Link to article at PubMed

J Neurol. 2024 Jan 30. doi: 10.1007/s00415-024-12193-8. Online ahead of print.


Cryptococcal meningitis (CM) is a fatal fungal central nervous system (CNS) infection caused by Cryptococcus infecting the meninges and/or brain parenchyma, with fever, headache, neck stiffness, and visual disturbances as the primary clinical manifestations.

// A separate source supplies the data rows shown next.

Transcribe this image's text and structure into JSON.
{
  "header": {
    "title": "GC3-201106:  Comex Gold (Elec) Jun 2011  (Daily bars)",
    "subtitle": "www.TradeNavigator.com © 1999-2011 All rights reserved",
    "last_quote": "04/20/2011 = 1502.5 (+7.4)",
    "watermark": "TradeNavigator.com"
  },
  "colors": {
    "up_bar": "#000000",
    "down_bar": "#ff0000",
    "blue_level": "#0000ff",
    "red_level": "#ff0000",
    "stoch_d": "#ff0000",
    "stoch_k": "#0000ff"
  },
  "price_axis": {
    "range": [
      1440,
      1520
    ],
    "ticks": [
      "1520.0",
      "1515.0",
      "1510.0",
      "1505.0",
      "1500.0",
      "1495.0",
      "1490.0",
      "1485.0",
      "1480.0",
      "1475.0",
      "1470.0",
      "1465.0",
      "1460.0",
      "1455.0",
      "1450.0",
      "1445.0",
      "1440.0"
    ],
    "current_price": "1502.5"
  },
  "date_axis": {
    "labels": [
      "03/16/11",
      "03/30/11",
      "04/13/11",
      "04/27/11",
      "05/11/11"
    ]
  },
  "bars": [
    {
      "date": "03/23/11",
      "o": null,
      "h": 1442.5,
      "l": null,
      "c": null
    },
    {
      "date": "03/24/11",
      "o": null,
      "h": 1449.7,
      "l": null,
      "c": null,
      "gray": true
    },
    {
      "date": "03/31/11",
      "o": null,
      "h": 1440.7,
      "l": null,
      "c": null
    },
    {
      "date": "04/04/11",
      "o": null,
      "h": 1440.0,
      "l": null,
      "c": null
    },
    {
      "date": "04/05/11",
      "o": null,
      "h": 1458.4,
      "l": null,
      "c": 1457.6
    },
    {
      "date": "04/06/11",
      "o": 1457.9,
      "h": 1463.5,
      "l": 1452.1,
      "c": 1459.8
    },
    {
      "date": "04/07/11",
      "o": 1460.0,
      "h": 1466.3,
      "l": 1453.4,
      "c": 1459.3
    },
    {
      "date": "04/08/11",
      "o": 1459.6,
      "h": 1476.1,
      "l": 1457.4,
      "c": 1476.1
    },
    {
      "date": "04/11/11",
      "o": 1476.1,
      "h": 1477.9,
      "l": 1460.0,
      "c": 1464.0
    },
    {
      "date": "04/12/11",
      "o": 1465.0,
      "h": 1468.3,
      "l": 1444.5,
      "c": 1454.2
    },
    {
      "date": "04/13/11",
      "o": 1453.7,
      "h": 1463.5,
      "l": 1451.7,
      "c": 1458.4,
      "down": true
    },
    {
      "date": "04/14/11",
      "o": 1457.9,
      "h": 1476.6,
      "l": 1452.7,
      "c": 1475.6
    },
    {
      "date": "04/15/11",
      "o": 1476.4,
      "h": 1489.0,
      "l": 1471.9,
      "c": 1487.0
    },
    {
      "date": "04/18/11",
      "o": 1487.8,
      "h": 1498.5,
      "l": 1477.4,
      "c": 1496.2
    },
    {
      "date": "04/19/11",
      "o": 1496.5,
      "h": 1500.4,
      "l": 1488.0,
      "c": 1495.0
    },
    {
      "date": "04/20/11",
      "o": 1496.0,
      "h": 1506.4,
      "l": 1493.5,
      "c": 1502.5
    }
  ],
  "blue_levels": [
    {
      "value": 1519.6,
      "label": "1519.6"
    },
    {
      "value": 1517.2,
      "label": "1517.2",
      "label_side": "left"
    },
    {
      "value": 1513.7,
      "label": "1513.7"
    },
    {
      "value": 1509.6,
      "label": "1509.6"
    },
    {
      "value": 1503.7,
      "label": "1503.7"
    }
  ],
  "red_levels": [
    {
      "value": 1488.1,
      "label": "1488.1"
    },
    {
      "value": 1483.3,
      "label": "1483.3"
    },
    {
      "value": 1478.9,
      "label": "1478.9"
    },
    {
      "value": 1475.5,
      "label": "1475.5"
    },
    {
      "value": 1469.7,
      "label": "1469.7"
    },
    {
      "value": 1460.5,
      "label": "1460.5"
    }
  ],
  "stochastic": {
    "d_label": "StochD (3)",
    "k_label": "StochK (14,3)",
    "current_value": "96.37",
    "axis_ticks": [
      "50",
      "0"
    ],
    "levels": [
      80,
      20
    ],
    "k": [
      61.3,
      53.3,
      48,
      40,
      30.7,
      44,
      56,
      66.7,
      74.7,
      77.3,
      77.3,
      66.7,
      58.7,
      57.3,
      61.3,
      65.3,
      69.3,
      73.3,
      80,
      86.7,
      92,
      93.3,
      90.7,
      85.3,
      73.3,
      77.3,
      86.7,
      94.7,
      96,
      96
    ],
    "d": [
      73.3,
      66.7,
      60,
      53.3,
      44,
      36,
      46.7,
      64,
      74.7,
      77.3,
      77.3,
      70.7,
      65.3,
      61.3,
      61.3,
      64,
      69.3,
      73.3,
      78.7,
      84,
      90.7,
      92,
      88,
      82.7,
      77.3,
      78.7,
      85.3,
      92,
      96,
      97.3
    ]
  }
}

Immunocompromised individuals with human immunodeficiency virus (HIV) infection or who have undergone organ transplantation, as well as immunocompetent people can both be susceptible to CM. Without treatment, patients with CM may have a mortality rate of up to 100% after hospital admission. Even after receiving therapy, CM patients may still suffer from problems such as difficulty to cure, poor prognosis, and high mortality. Therefore, timely and effective treatment is essential to improve the mortality and prognosis of CM patients. Currently, the clinical outcomes of CM are frequently unsatisfactory due to limited drug choices, severe adverse reactions, drug resistance, etc. Here, we review the research progress of CM treatment strategies and discuss the suitable options for managing CM, hoping to provide a reference for physicians to select the most appropriate treatment regimens for CM patients.